If the speaker starts playing the A2DP music in the Receiver Mode, it will switch to the Broadcaster Mode automatically. The audio stream coming in via A2DP means that a Bluetooth connection to this speaker has been established, such as to a smart device playing the A2DP audio stream.

To switch the speaker to the Broadcaster Mode from the Receiver Mode, the speaker enters the Transient Mode first and destroys the Receiver role. Once DestroyConfirm event is received, then the speaker initializes the Broadcaster role. The remaining steps are the same as switching from Normal Mode to Broadcaster Mode.

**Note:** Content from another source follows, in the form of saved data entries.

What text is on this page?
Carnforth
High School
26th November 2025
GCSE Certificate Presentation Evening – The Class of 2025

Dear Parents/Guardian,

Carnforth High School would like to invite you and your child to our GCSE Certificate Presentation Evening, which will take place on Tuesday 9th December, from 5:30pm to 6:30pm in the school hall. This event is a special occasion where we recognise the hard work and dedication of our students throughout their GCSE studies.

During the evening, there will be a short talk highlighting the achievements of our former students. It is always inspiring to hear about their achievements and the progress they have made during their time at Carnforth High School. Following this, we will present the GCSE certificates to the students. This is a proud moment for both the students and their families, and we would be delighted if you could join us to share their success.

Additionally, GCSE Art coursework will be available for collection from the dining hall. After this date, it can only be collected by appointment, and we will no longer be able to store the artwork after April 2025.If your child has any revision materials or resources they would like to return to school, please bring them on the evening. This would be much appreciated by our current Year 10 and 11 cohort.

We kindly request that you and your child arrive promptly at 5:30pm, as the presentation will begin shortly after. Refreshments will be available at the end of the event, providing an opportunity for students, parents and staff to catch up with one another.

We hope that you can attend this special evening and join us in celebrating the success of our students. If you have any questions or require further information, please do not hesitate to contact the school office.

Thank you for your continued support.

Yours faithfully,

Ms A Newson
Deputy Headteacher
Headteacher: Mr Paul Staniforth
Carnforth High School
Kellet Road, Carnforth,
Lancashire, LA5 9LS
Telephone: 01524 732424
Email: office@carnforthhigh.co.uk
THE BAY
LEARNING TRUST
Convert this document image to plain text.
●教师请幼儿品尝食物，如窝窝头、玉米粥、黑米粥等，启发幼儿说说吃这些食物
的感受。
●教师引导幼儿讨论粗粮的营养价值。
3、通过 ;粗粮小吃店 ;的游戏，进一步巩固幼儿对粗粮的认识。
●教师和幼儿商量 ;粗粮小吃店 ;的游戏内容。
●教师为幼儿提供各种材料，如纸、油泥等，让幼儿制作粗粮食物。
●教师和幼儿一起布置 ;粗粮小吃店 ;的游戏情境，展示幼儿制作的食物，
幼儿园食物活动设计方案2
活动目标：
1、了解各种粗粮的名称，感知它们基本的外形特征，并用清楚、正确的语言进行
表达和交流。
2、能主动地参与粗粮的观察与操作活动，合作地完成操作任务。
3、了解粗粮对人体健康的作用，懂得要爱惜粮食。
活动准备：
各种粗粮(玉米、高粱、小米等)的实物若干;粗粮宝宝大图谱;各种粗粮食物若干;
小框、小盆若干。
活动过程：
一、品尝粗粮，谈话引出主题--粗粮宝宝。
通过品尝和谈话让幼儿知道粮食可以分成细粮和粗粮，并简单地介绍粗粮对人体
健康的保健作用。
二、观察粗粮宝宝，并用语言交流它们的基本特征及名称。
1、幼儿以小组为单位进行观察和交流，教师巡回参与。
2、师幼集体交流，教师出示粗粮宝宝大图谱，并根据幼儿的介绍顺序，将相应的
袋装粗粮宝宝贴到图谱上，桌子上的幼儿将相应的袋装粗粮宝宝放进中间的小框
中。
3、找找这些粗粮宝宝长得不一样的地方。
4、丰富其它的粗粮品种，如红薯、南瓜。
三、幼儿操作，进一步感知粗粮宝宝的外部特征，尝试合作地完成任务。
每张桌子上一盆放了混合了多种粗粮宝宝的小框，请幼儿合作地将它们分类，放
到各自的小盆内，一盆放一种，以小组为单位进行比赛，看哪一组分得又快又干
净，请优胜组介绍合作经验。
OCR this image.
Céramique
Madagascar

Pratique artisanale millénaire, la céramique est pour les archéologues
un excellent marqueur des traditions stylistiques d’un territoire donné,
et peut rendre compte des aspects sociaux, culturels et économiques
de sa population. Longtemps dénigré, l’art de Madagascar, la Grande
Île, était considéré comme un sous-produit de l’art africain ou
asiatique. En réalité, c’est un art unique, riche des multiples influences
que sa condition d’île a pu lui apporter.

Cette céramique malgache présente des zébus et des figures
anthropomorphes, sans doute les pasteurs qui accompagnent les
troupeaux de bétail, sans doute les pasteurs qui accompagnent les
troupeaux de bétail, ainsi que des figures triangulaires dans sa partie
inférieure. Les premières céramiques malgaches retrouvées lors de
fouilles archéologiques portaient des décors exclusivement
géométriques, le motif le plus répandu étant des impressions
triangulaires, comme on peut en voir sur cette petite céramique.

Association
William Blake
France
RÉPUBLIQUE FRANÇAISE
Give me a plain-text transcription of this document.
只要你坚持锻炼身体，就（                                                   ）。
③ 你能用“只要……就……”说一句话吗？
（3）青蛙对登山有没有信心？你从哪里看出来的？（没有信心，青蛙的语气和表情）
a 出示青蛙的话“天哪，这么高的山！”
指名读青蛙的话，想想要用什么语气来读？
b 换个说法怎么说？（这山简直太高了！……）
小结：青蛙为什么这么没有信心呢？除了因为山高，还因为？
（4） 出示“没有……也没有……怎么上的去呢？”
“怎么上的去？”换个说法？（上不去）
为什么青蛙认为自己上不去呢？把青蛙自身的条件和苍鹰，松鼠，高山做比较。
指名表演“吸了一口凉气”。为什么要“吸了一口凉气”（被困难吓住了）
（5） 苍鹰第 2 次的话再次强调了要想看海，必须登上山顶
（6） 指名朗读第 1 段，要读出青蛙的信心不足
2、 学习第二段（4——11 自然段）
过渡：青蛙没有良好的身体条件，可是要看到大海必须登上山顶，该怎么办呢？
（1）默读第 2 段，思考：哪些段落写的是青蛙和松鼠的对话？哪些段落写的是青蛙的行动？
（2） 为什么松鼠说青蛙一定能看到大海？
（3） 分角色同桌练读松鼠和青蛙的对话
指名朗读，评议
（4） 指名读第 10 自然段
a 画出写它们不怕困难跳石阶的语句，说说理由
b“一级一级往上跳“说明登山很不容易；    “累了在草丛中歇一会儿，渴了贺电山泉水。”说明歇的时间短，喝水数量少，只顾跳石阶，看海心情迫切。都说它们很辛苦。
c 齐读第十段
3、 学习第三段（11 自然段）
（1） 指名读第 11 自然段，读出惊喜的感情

If the speaker in Broadcaster Mode stops playing the A2DP music, it will switch to the Receiver Mode automatically.

Claim 1:
A Bluetooth speaker with a broadcasting mode configured to
work in a normal mode as a standalone speaker playing music by default when turned on; and
when switching into the broadcasting mode:
play a broadcaster role of a master mode when successfully paired with a smart device with Advanced Audio Distribution Profile, A2DP, audio streaming, wherein
as long as the smart device continues to play music, the speaker reproduces and rebroadcasts the audio streaming to multiple salve Bluetooth speakers; and
play a receiver role of a slave mode when either not paired with any smart device or paired with smart device without any audio streaming,
wherein the Bluetooth speaker is configured to automatically switch its role from the slave mode to the master mode when there is the A2DP audio stream coming in and to automatically switch its role from the master mode to the slave mode when the A2DP audio stream stops.